Because of the intricate linkages between soil properties and water, land management systems directly affect water quality and water availability for crop production. Conventionally managed soils are ‘leaky,’ with diminished infiltration and water holding capacity. Soil conservation practices focused on improving soil health can slow water movement and retain moisture for crops. For example, the USDA NRCS factsheet “Healthy, Productive Soils Checklist for Growers,”  describes seven soil health management systems and their benefits to soil health. All of these soil conservation practices have benefits for water quality or soil-water dynamics.

  1. Conservation Crop Rotation: holds soil moisture, improves water quality, conserves water
  2. Cover Crop: conserves soil moisture, improves water quality, conserves water, improves water efficiency to crops
  3. No-Till: improves water holding capacity of soils, improves water efficiency, conserves water, and improves water quality
  4. Mulch Tillage: increases soil moisture for plants, improves water quality, conserves water
  5. Mulching: conserves soil moisture, improves water quality, conserves water
  6. Nutrient Management: keeps nutrients in the soil, improving water quality
  7. Pest Management: reduces pesticide losses to the environment

Capturing the benefits of a healthy soil-water dynamic starts with assessing current soil health and farm practices. Then, specific practices that will improve soil water quantity and quality can be identified and implemented. Often, multiple practices to improve soil-water dynamics can act synergistically, creating better results than a single practice alone. For examples of how soil conservation practices can provide multiple soil health benefits, read the NRCS factsheet “Healthy Productive Soils Checklist for Growers.”

Additionally, SARE publishes a “Building Soils for Better Crops” book providing a practical guide to ecological soil management with background information as well
as step-by-step information on soil-improving practices which is a great resource for farmers, farm advisors and students of soil health.

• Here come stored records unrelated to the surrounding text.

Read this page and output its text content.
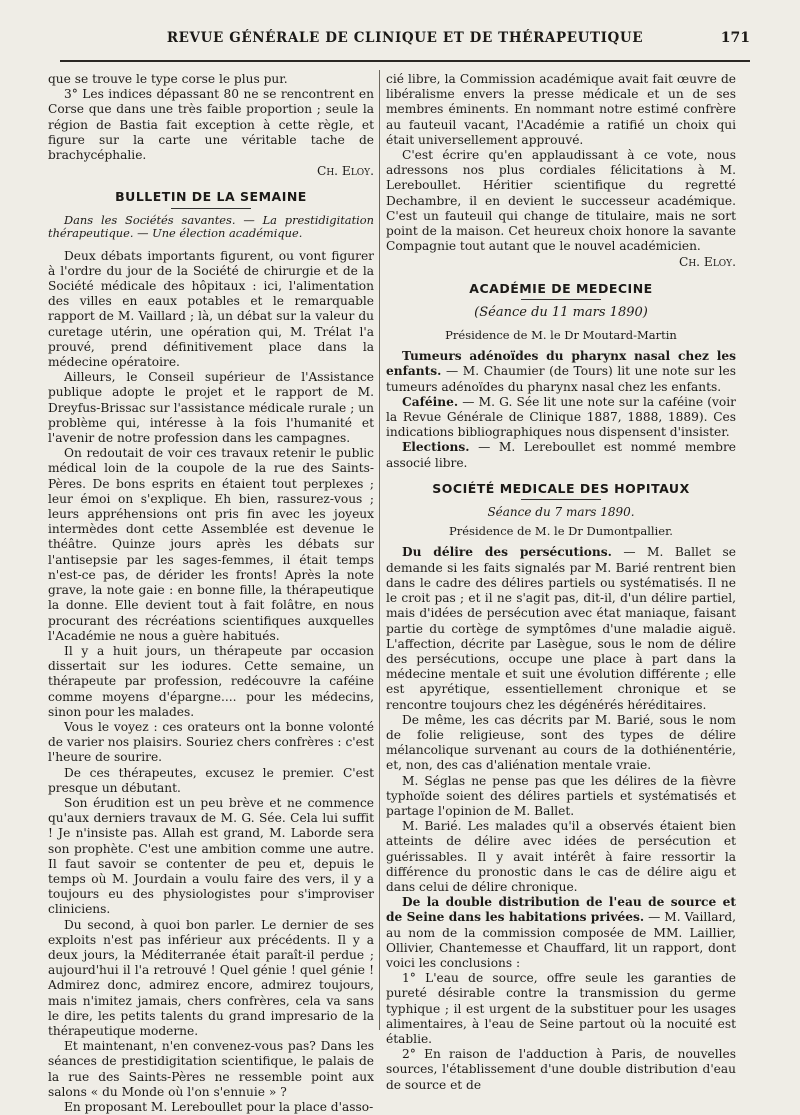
REVUE GÉNÉRALE DE CLINIQUE ET DE THÉRAPEUTIQUE	171

que se trouve le type corse le plus pur.

3° Les indices dépassant 80 ne se rencontrent en Corse que dans une très faible proportion ; seule la région de Bastia fait exception à cette règle, et figure sur la carte une véritable tache de brachycéphalie.

Ch. Eloy.

BULLETIN DE LA SEMAINE

Dans les Sociétés savantes. — La prestidigitation thérapeutique. — Une élection académique.

Deux débats importants figurent, ou vont figurer à l'ordre du jour de la Société de chirurgie et de la Société médicale des hôpitaux : ici, l'alimentation des villes en eaux potables et le remarquable rapport de M. Vaillard ; là, un débat sur la valeur du curetage utérin, une opération qui, M. Trélat l'a prouvé, prend définitivement place dans la médecine opératoire.

Ailleurs, le Conseil supérieur de l'Assistance publique adopte le projet et le rapport de M. Dreyfus-Brissac sur l'assistance médicale rurale ; un problème qui, intéresse à la fois l'humanité et l'avenir de notre profession dans les campagnes.

On redoutait de voir ces travaux retenir le public médical loin de la coupole de la rue des Saints-Pères. De bons esprits en étaient tout perplexes ; leur émoi on s'explique. Eh bien, rassurez-vous ; leurs appréhensions ont pris fin avec les joyeux intermèdes dont cette Assemblée est devenue le théâtre. Quinze jours après les débats sur l'antisepsie par les sages-femmes, il était temps n'est-ce pas, de dérider les fronts! Après la note grave, la note gaie : en bonne fille, la thérapeutique la donne. Elle devient tout à fait folâtre, en nous procurant des récréations scientifiques auxquelles l'Académie ne nous a guère habitués.

Il y a huit jours, un thérapeute par occasion dissertait sur les iodures. Cette semaine, un thérapeute par profession, redécouvre la caféine comme moyens d'épargne.... pour les médecins, sinon pour les malades.

Vous le voyez : ces orateurs ont la bonne volonté de varier nos plaisirs. Souriez chers confrères : c'est l'heure de sourire.

De ces thérapeutes, excusez le premier. C'est presque un débutant.

Son érudition est un peu brève et ne commence qu'aux derniers travaux de M. G. Sée. Cela lui suffit ! Je n'insiste pas. Allah est grand, M. Laborde sera son prophète. C'est une ambition comme une autre. Il faut savoir se contenter de peu et, depuis le temps où M. Jourdain a voulu faire des vers, il y a toujours eu des physiologistes pour s'improviser cliniciens.

Du second, à quoi bon parler. Le dernier de ses exploits n'est pas inférieur aux précédents. Il y a deux jours, la Méditerranée était paraît-il perdue ; aujourd'hui il l'a retrouvé ! Quel génie ! quel génie ! Admirez donc, admirez encore, admirez toujours, mais n'imitez jamais, chers confrères, cela va sans le dire, les petits talents du grand impresario de la thérapeutique moderne.

Et maintenant, n'en convenez-vous pas? Dans les séances de prestidigitation scientifique, le palais de la rue des Saints-Pères ne ressemble point aux salons « du Monde où l'on s'ennuie » ?

En proposant M. Lereboullet pour la place d'asso-

cié libre, la Commission académique avait fait œuvre de libéralisme envers la presse médicale et un de ses membres éminents. En nommant notre estimé confrère au fauteuil vacant, l'Académie a ratifié un choix qui était universellement approuvé.

C'est écrire qu'en applaudissant à ce vote, nous adressons nos plus cordiales félicitations à M. Lereboullet. Héritier scientifique du regretté Dechambre, il en devient le successeur académique. C'est un fauteuil qui change de titulaire, mais ne sort point de la maison. Cet heureux choix honore la savante Compagnie tout autant que le nouvel académicien.

Ch. Eloy.

ACADÉMIE DE MEDECINE

(Séance du 11 mars 1890)

Présidence de M. le Dr Moutard-Martin

Tumeurs adénoïdes du pharynx nasal chez les enfants. — M. Chaumier (de Tours) lit une note sur les tumeurs adénoïdes du pharynx nasal chez les enfants.

Caféine. — M. G. Sée lit une note sur la caféine (voir la Revue Générale de Clinique 1887, 1888, 1889). Ces indications bibliographiques nous dispensent d'insister.

Elections. — M. Lereboullet est nommé membre associé libre.

SOCIÉTÉ MEDICALE DES HOPITAUX

Séance du 7 mars 1890.

Présidence de M. le Dr Dumontpallier.

Du délire des persécutions. — M. Ballet se demande si les faits signalés par M. Barié rentrent bien dans le cadre des délires partiels ou systématisés. Il ne le croit pas ; et il ne s'agit pas, dit-il, d'un délire partiel, mais d'idées de persécution avec état maniaque, faisant partie du cortège de symptômes d'une maladie aiguë. L'affection, décrite par Lasègue, sous le nom de délire des persécutions, occupe une place à part dans la médecine mentale et suit une évolution différente ; elle est apyrétique, essentiellement chronique et se rencontre toujours chez les dégénérés héréditaires.

De même, les cas décrits par M. Barié, sous le nom de folie religieuse, sont des types de délire mélancolique survenant au cours de la dothiénentérie, et, non, des cas d'aliénation mentale vraie.

M. Séglas ne pense pas que les délires de la fièvre typhoïde soient des délires partiels et systématisés et partage l'opinion de M. Ballet.

M. Barié. Les malades qu'il a observés étaient bien atteints de délire avec idées de persécution et guérissables. Il y avait intérêt à faire ressortir la différence du pronostic dans le cas de délire aigu et dans celui de délire chronique.

De la double distribution de l'eau de source et de Seine dans les habitations privées. — M. Vaillard, au nom de la commission composée de MM. Laillier, Ollivier, Chantemesse et Chauffard, lit un rapport, dont voici les conclusions :

1° L'eau de source, offre seule les garanties de pureté désirable contre la transmission du germe typhique ; il est urgent de la substituer pour les usages alimentaires, à l'eau de Seine partout où la nocuité est établie.

2° En raison de l'adduction à Paris, de nouvelles sources, l'établissement d'une double distribution d'eau de source et de
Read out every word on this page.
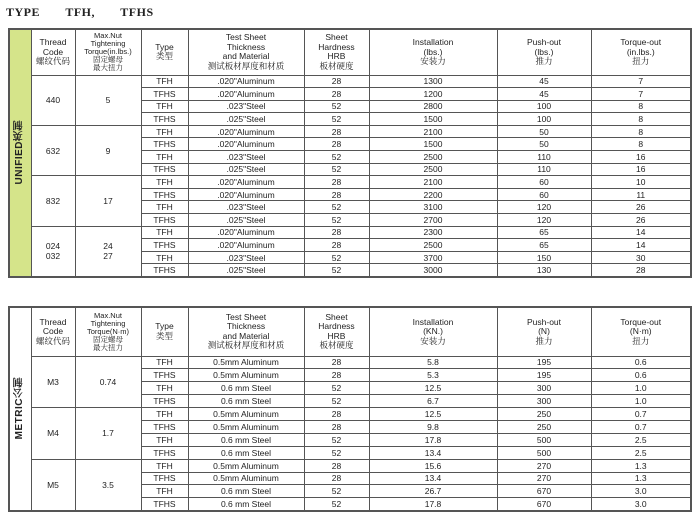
TYPE TFH, TFHS
UNIFIED英制	Thread
Code
螺纹代码	Max.Nut
Tightening
Torque(in.lbs.)
固定螺母
最大扭力	Type
类型	Test Sheet
Thickness
and Material
测试板材厚度和材质	Sheet
Hardness
HRB
板材硬度	Installation
(lbs.)
安装力	Push-out
(lbs.)
推力	Torque-out
(in.lbs.)
扭力
	440	5	TFH	.020"Aluminum	28	1300	45	7
			TFHS	.020"Aluminum	28	1200	45	7
			TFH	.023"Steel	52	2800	100	8
			TFHS	.025"Steel	52	1500	100	8
	632	9	TFH	.020"Aluminum	28	2100	50	8
			TFHS	.020"Aluminum	28	1500	50	8
			TFH	.023"Steel	52	2500	110	16
			TFHS	.025"Steel	52	2500	110	16
	832	17	TFH	.020"Aluminum	28	2100	60	10
			TFHS	.020"Aluminum	28	2200	60	11
			TFH	.023"Steel	52	3100	120	26
			TFHS	.025"Steel	52	2700	120	26
	024
032	24
27	TFH	.020"Aluminum	28	2300	65	14
			TFHS	.020"Aluminum	28	2500	65	14
			TFH	.023"Steel	52	3700	150	30
			TFHS	.025"Steel	52	3000	130	28
METRIC公制	Thread
Code
螺纹代码	Max.Nut
Tightening
Torque(N·m)
固定螺母
最大扭力	Type
类型	Test Sheet
Thickness
and Material
测试板材厚度和材质	Sheet
Hardness
HRB
板材硬度	Installation
(KN.)
安装力	Push-out
(N)
推力	Torque-out
(N·m)
扭力
	M3	0.74	TFH	0.5mm Aluminum	28	5.8	195	0.6
			TFHS	0.5mm Aluminum	28	5.3	195	0.6
			TFH	0.6 mm Steel	52	12.5	300	1.0
			TFHS	0.6 mm Steel	52	6.7	300	1.0
	M4	1.7	TFH	0.5mm Aluminum	28	12.5	250	0.7
			TFHS	0.5mm Aluminum	28	9.8	250	0.7
			TFH	0.6 mm Steel	52	17.8	500	2.5
			TFHS	0.6 mm Steel	52	13.4	500	2.5
	M5	3.5	TFH	0.5mm Aluminum	28	15.6	270	1.3
			TFHS	0.5mm Aluminum	28	13.4	270	1.3
			TFH	0.6 mm Steel	52	26.7	670	3.0
			TFHS	0.6 mm Steel	52	17.8	670	3.0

The foundation of the soil health initiative is to work with the natural soil ecosystem to achieve production and economic goals, while also recognizing the societal and environmental benefits of changing production techniques and strategies. Many believe a production system grounded in the promotion of soil health is the basis of sustainable and resilient food, feed, fiber, and fuel production. Simply put, as the agriculture industry ramps up its research, development, and production efforts to feed the estimated nine billion people who will inhabit the earth by year 2050, we cannot forget that soil—the living, breathing organism under our feet—is the foundation for food production today and for the future.